Cardiac arrest survival rates vary widely by geography, study finds
There is a huge variation in survival rates among people who receive emergency treatment after suffering cardiac arrest — and the overall prognosis is poor at best, a study of 10 Canadian and U.S. cities and regions has found.
A team of researchers from the two countries found that overall, less than eight per cent of people who were treated by paramedics or firefighters for cardiac arrests in the home or elsewhere outside hospital were successfully resuscitated.
Seattle had the best survival rate at 16 per cent, while Alabama had the lowest at three per cent. In Toronto and the Ottawa region, just over five per cent of treated victims lived, while in Vancouver, the third Canadian city in the study, 10 per cent survived.
"The regional differences in our study are huge — 500 per cent — much greater than the regional differences in survival for patients who are hospitalized with stroke or heart attack," lead author Dr. Graham Nichol of the University of Washington said Tuesday from Seattle.
Cardiac arrest is different from — but may be caused by — a heart attack. It occurs when the heart suddenly stops beating and the person is no longer breathing. One major cause is disruption of normal heart contractions, such as that caused by ventricular fibrillation.
Nichol said the key to saving lives is a quick response by bystanders, who need to perform immediate and continuous CPR until paramedics or firefighters arrive to treat and transport the patient to hospital. But in far too many cases, CPR is not performed and by the time EMS personnel arrive with defibrillators to shock the heart and restore circulation, it is too late.

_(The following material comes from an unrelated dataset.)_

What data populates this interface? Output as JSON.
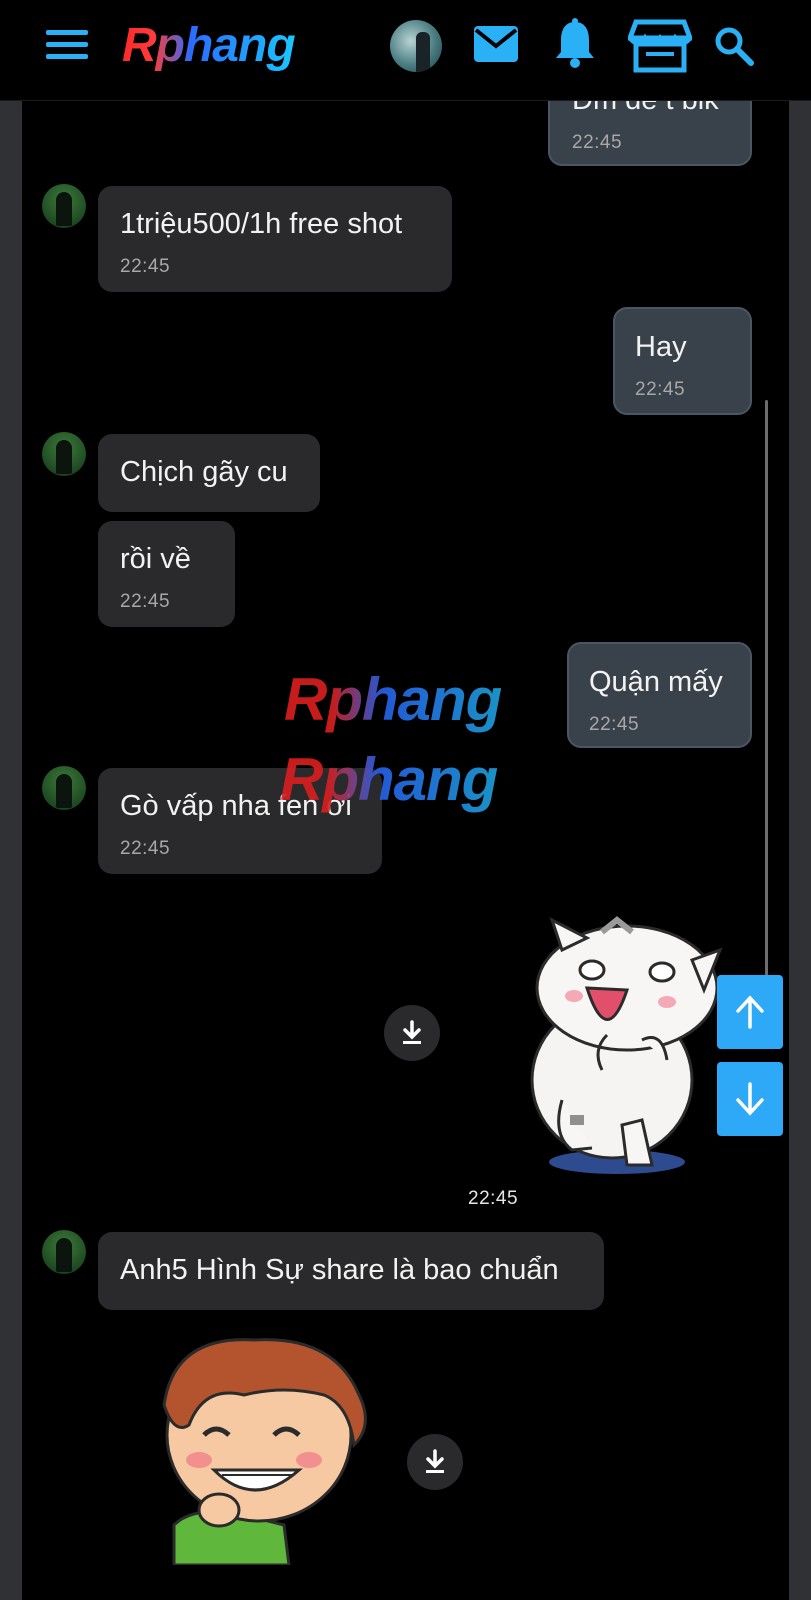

In the study, published in this week's Journal of the American Medical Association, researchers looked at more than 20,000 cardiac arrest cases between May 2006 and April 2007. Resuscitation was attempted in fewer than 12,000 cases — and only 954 of those felled by a cardiac arrest lived to be discharged from hospital. About 80 per cent of arrests occurred in the home.
And although CPR is known to save lives, the study found that in less than a third of cases did a bystander — whether a family member, friend or stranger — jump in to perform the procedure.
Nichol isn't sure why that figure is so low, but he speculated that people untrained in CPR — which involves chest compressions to move oxygenated blood to the brain and, in some cases, assisting breathing — may be fearful of doing more harm than good to the patient.
"But people need to remember that when they're unconscious and not breathing, they're already dead," he said bluntly. "So you can't hurt them. You'll only hurt them by not doing something."
In Seattle, community efforts to increase awareness of cardiac arrest, support of CPR training for city residents and strong emergency services appear to have paid off in higher survival rates, proving that "cardiac arrest is a treatable condition."
Cardiac arrest strikes an estimated 200,000 to 300,000 Americans and Canadians each year outside of hospital. Co-author Dr. Ian Stiell of the University of Ottawa said about 30,000 Canadians die each year from the condition.
Saving more lives means more Canadians need to be trained in and willing to perform CPR, Stiell said, noting that an earlier study showed that in Ontario, for instance, bystanders performed CPR in only about 15 per cent of cases.
"It's the whole community response, and that speaks to the chain of survival," he said from Ottawa. "It's not just the paramedics, it's how fast you can access 911, were there bystanders to do CPR, did fire get there first with a defibrillator and then finally the paramedics?"
Stiell said there are no national bodies in either Canada or the U.S. taking the lead on CPR training of community residents. Most CPR education is done at the community level, but that can be hit and miss, he said.
"There needs to be a higher awareness and perhaps some government agency to take responsibility, whether it be the city public health or the provincial government or federal government, to take responsibility as a goal to improve bystander CPR training strategies."